I am in Pagosa Springs, but I am maxed out on goats. I have four pack goats in training and if you decided to sell the gear separately, I would definitely be interested in the saddles, pad and panniers. I currently only have one saddle set-up, it is also from NW.
Scott


----------



## rifleman (May 28, 2013)

Are you still looking for a home for these boys? I may have someone who is interested.


----------



## salm0trutta (Mar 21, 2010)

Still looking for a home for these guys. Let me know if anyone is interested. Thanks.


----------



## Catahoula (Feb 12, 2013)

Wow wish I have room for them. Poor timing...just got couple kids but would rather have these already trained adult goats! Good Luck.


----------



## CoalCreekKid (Jul 8, 2013)

*Potential Home*

I am interested in Koko and Pelli, if they are still for sale. I live in a small mountain community between Boulder and Golden. My property sits on 27 acres with plenty of boulders, rocks and greenery at about elevation 7,200. My wife and I would like to add goats to our chicken and bee hobbies. We have no experiences with goats but have a few friends in the canyon who also own goats, but non that pack.

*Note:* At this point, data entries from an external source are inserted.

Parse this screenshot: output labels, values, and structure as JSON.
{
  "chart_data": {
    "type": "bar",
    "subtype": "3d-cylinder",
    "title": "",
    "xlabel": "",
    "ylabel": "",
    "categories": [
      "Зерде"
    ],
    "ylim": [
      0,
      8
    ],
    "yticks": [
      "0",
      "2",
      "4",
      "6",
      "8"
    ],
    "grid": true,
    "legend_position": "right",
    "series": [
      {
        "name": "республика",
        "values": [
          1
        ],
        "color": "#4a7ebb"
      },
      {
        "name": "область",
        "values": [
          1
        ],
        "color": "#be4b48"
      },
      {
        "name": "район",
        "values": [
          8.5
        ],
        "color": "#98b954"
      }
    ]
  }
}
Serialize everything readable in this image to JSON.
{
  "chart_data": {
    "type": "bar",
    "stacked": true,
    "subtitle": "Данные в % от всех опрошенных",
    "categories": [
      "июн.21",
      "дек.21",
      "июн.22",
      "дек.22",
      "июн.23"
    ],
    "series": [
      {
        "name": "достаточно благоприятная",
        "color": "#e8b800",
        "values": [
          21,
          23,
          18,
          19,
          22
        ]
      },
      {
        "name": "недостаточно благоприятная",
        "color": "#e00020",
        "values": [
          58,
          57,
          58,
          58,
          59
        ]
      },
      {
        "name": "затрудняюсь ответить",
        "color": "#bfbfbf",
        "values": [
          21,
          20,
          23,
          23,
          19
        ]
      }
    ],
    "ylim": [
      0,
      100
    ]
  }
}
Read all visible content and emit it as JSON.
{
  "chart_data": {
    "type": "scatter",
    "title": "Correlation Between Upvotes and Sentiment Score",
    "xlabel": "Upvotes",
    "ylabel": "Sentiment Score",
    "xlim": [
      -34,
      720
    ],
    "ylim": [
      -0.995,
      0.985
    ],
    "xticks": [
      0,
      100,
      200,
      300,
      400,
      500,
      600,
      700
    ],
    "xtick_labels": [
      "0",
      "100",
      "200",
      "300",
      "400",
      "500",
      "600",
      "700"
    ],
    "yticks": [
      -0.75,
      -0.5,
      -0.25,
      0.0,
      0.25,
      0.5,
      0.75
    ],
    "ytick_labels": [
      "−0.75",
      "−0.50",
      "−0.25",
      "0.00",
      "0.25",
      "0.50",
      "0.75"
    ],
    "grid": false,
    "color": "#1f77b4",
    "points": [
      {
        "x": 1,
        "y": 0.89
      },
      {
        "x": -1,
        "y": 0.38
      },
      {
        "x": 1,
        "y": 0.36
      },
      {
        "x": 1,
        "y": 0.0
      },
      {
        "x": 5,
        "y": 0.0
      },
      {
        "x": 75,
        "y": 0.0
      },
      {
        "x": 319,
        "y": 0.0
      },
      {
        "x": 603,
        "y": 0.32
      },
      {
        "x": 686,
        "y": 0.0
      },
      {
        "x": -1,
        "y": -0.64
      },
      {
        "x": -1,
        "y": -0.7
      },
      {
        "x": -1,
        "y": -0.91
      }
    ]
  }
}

My wife and I camp and backpack often and have had great experiences renting llamas. I think it is time we invest in our own pack goats.

Let me know how we can connect,
Thanks!


----------



## salm0trutta (Mar 21, 2010)

*No longer available*

Koko and Pelli were delivered to their new home in Ouray, CO on July 5. Thanks for the interest, I will contact Coalcreek should their new owners decide goats are not for them. Greg


----------